Symptomatic hypoglycemia is less common. Prompt intervention is necessary in these cases, with consideration of immediate IV dextrose in the infant who is not well appearing. Symptoms such as suppressible tremors (jitteriness) and sleepiness occur in many infants who do not have hypoglycemia as part of normal newborn transition, so often these are “mild symptoms” of hypoglycemia and less invasive treatment is typically tried prior to IV dextrose. The method for correcting hypoglycemia should be determined by the clinical status of the infant and considerations for how soon the intervention will normalize the glucose level. If an infant overall appears well, attempts can be made to correct hypoglycemia by feeding the infant and/or giving dextrose gel. Glucose absorption from rubbing dextrose gel on a baby’s buccal mucosa has similar response time to administering IV dextrose. Additional evaluation for other underlying disorders should also be considered for the symptomatic infant with hypoglycemia, unless symptoms resolve promptly with glucose correction.
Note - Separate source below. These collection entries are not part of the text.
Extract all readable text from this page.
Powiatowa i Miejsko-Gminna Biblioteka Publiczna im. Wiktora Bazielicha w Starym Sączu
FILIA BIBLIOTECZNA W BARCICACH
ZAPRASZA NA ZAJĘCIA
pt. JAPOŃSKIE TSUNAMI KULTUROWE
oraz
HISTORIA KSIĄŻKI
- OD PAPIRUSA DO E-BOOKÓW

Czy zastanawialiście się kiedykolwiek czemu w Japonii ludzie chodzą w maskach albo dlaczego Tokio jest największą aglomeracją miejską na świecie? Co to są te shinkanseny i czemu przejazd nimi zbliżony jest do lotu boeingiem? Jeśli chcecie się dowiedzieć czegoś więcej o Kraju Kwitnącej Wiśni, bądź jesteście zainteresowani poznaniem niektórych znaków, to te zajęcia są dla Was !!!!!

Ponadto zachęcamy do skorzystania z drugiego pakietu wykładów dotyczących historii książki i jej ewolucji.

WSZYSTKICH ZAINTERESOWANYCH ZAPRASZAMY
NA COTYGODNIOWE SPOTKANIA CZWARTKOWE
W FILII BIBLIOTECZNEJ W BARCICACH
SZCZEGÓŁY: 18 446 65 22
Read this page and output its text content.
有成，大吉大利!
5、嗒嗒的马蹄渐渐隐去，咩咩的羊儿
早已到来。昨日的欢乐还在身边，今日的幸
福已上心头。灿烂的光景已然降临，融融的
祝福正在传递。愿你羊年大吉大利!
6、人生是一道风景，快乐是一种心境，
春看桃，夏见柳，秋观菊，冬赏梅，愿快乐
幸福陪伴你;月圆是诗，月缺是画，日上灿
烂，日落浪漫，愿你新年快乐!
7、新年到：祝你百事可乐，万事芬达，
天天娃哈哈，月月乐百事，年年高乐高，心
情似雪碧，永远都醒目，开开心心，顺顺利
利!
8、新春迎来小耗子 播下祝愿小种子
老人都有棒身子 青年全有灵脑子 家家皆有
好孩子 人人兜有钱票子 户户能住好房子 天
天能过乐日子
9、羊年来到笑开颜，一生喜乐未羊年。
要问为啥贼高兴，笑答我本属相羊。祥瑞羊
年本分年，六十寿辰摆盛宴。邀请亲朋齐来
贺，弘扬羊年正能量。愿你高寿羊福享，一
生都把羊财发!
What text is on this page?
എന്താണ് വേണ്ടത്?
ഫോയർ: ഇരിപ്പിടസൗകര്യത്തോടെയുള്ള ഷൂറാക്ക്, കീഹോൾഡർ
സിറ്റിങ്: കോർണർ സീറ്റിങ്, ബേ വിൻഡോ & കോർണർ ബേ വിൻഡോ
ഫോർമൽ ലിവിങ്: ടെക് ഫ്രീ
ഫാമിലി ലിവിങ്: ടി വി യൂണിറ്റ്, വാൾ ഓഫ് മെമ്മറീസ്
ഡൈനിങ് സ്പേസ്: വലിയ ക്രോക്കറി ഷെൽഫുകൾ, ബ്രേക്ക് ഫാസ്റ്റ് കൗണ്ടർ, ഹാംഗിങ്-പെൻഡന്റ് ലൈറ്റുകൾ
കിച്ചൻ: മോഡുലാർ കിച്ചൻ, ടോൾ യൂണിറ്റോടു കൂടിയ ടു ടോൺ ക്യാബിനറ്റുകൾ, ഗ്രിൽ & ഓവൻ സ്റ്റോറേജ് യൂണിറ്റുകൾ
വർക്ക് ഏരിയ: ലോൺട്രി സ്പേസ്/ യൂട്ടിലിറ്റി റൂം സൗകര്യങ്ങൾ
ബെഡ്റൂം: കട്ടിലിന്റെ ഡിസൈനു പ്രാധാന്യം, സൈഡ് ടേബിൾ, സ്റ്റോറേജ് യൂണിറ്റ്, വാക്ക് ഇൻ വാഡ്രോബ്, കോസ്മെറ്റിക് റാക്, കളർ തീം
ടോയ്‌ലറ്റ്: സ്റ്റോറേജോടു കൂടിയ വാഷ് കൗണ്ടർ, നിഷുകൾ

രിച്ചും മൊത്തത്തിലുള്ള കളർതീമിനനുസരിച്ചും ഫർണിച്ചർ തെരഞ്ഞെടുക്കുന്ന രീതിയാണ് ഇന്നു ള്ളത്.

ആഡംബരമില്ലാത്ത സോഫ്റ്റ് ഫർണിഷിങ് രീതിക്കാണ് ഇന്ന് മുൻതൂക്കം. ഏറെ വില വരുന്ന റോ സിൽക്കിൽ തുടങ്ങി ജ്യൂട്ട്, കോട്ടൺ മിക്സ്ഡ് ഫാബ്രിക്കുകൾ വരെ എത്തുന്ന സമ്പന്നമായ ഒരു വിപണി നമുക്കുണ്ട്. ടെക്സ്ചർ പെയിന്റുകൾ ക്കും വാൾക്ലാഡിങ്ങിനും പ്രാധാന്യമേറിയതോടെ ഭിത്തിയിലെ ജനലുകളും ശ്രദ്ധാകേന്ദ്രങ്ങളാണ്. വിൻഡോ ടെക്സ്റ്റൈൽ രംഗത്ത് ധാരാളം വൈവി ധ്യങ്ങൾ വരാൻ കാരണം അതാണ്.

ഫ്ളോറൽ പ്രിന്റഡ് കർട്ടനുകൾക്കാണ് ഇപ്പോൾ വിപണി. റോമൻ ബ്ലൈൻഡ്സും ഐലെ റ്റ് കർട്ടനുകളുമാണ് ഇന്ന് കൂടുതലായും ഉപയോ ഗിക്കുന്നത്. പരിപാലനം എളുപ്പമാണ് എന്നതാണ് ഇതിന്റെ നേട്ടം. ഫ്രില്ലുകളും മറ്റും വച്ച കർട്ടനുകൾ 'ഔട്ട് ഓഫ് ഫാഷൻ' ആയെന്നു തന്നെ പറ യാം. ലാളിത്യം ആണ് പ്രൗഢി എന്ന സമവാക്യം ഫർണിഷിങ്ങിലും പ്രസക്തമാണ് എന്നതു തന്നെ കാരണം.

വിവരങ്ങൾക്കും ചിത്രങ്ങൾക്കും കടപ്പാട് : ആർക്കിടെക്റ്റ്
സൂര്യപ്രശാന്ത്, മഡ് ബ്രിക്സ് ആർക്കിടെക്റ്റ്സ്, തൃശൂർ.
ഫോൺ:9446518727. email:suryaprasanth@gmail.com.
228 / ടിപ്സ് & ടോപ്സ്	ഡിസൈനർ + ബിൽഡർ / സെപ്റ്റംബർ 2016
Within the first 4 hours of life:
Any glucose level less than 25 mg/dL in a baby with severe symptoms requires immediate IV fluid therapy. In an asymptomatic baby, an initial glucose level (within the first 4 hours of life) of less than 25 mg/dL should prompt treatment with dextrose gel and an immediate feeding, with another glucose check in an hour. If the subsequent test is still <25 mg/dL, IV dextrose or repeating a dose of gel should be considered, depending on the clinical status of the infant. If the subsequent test is >25 but <35 mg/dL, the infant should again be given dextrose gel, fed and retested, although IV fluid therapy may be indicated for some patients in this group.
Between 4 - 24 hours of life:
Any glucose level less than 45 mg/dL in a baby with severe symptoms requires immediate IV fluid therapy. In an asymptomatic baby, a glucose level of less than 45 mg/dL should prompt dextrose gel with immediate feeding, and another glucose check in an hour. If the subsequent test is still <45 mg/dL, further attempts to correct the glucose with up to 3 total doses of categorized as dextrose gel and continued supplemental feeding should be attempted. Infants who have persistently low glucoses (<45 mg/dL) should be considered for IV dextrose treatment.
Hypoglycemia can be associated with adverse neurologic outcomes, but in many cases these infants also have other risk factors or pathology. Scientific evidence has not established a connection between isolated low glucose levels in asymptomatic infants and neurologic injury.